Alexandrine Guyard-Nedelec en délégation CNRS
Alexandrine Guyard-Nedelec, maîtresse de conférences en langues et littératures anglaises et anglo-saxonnes, est sélectionnée par le CNRS pour poursuivre ses travaux de recherche en délégation à l'ISJPS à partir de septembre 2022. Explications de l'enseignante-chercheuse.
Mes travaux de recherche, qui s’inscrivent en sociologie du droit et civilisation britannique, m’ont amenée à travailler sur le droit à l’avortement, notamment avec Laurence Brunet, chercheuse associée à l’ISJPS. À cette occasion, j’ai pris conscience de la domination effectuée par le droit à l’avortement sur le paradigme plus vaste des droits reproductifs et des problèmes engendrés par la focalisation des travaux de recherche sur ce droit, qui fait l’objet d’un fort clivage politique et de luttes sociales incessantes sur la scène internationale.
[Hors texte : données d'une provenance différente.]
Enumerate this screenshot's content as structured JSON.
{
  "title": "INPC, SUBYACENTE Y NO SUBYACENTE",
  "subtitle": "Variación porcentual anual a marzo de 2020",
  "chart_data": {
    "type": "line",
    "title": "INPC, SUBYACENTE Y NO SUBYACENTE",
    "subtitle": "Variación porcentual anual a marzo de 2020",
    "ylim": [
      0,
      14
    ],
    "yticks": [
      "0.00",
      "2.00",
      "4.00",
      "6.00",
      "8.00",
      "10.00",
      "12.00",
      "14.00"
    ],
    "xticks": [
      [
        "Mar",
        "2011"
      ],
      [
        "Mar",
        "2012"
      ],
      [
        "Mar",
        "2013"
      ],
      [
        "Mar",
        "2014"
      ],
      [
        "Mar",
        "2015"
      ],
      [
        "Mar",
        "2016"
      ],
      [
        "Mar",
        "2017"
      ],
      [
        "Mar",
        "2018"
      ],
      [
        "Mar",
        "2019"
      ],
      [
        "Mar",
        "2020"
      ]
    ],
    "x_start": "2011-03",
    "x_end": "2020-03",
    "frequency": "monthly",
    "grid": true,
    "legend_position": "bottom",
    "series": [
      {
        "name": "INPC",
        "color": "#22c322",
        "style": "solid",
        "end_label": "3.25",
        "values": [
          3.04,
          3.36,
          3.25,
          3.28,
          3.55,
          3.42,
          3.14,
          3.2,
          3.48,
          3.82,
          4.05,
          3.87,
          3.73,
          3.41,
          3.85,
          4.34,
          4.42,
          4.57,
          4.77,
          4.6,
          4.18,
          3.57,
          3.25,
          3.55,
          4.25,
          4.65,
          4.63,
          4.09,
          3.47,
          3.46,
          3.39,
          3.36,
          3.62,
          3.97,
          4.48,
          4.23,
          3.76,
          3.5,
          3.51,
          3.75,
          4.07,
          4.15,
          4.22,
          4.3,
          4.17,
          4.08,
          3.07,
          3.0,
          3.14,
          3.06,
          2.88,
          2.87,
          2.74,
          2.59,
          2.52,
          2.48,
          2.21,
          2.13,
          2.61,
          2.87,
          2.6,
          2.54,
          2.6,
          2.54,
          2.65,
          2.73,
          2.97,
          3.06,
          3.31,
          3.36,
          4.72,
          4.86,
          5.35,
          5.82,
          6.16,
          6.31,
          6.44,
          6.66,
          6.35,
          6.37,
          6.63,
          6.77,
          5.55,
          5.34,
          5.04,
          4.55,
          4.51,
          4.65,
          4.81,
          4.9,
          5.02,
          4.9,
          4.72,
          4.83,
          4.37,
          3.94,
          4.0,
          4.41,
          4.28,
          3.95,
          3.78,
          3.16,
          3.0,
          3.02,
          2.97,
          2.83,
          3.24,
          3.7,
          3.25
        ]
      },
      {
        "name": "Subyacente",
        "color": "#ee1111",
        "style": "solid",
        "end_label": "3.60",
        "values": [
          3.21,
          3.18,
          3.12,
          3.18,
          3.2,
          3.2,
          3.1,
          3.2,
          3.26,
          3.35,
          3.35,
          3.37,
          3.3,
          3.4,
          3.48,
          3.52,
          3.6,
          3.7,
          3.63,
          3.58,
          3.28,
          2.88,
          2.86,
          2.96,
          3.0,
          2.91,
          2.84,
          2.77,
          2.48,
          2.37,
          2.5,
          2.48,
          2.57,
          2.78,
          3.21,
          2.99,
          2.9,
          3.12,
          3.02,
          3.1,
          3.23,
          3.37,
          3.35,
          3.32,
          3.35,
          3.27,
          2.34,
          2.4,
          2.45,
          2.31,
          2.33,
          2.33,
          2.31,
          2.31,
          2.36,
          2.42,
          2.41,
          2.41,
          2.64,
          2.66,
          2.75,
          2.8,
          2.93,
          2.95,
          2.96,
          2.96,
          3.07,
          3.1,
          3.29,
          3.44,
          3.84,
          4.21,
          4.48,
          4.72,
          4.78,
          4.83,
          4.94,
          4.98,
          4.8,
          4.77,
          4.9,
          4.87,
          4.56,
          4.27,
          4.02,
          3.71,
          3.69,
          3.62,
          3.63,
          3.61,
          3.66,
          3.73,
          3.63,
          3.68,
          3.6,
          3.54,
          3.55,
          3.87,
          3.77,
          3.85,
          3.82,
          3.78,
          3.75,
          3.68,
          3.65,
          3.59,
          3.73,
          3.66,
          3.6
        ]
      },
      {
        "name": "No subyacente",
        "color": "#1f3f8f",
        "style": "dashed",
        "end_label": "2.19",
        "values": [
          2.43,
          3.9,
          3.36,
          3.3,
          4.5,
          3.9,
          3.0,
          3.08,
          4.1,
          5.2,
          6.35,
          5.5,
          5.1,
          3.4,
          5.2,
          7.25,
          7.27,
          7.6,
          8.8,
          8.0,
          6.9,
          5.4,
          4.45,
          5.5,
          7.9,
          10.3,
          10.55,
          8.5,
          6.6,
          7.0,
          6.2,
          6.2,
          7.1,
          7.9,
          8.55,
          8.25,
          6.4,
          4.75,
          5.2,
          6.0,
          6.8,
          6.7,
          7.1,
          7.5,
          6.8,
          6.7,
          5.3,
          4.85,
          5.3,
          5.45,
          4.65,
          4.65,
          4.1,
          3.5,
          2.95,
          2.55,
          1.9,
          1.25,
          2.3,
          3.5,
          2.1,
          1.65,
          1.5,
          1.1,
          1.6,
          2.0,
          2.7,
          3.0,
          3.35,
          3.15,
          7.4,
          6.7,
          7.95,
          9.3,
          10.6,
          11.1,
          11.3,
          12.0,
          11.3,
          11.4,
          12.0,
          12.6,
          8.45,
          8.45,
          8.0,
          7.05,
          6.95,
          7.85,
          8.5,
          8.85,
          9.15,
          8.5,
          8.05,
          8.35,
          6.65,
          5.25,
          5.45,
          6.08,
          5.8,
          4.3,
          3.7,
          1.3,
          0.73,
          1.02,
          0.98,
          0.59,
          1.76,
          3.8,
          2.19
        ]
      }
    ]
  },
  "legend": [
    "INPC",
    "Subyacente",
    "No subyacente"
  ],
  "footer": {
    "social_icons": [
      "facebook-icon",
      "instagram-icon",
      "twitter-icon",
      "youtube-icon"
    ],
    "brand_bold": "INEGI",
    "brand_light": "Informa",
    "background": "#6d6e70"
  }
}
En effet, cette focalisation tend non seulement à masquer l’importance d’autres droits reproductifs, tel le droit à la contraception, mais elle occulte également la multiplicité des violations des droits reproductifs que subissent de nombreuses femmes, en particulier dans des contextes intersectionnels, quand l’identité plurielle des femmes se fait le lieu de la convergence des systèmes d’oppression (classe, race, etc.)
Mon projet de délégation, intitulé « De la justice à la gouvernance reproductive ? Enquête sur l’émergence d’un nouveau paradigme » (JustGoRe) a pour objet d’éclairer les controverses qui entourent les droits reproductifs, cadre qui structure la réflexion autour de la reproduction du côté du droit. Ces derniers sont parfois présentés comme une nouvelle norme internationale, mais il demeure qu’ils font l’objet d’une importante contestation, sur le plan politique notamment.
L’absence de consensus intra-disciplinaire et la diversité des approches selon les disciplines rendent compte de la complexité des questions reproductives. L’un des aspects saillants de la reproduction, qui en fait bien plus qu’un fait social, consiste en sa dimension incarnée, intime et existentielle. En conséquence, le rapport aux droits reproductifs sera singulièrement différent de celui qui pourra être noué avec d’autres droits collectifs, y compris dans le domaine des droits des femmes (on pense par exemple au droit de vote).
Par-delà le cadre des droits reproductifs, l’articulation de deux nouveaux cadres d’analyse, justice reproductive d’une part, gouvernance reproductive de l’autre, me semble à même de produire des jeux d’échelle permettant de faire dialoguer les problématiques individuelles, incarnées, et les problématiques structurelles – autrement dit des niveaux d’analyse micro et macro. Pour tenter de mesurer la pertinence de la mise au travail de ces emprunts conceptuels, il me semble indispensable de procéder à un travail de généalogie et à une mise en tension de la justice et de la gouvernance reproductives. Cette mise en conversation conceptuelle et culturelle pourrait être à même de faire émerger un paradigme fécond pour renouveler la compréhension de ces enjeux encore trop souvent dominés par la seule question du droit à l’avortement dans une perspective réductrice.
Alexandrine Guyard-Nedelec est également coresponsable de l'axe genre et normativités de l'ISJPS. Elle a dirigé, avec Laurence Brunet, l'ouvrage "Mon corps, mes droits !" L'avortement menacé ? Panorama socio-juridique : France, Europe, États-Unis.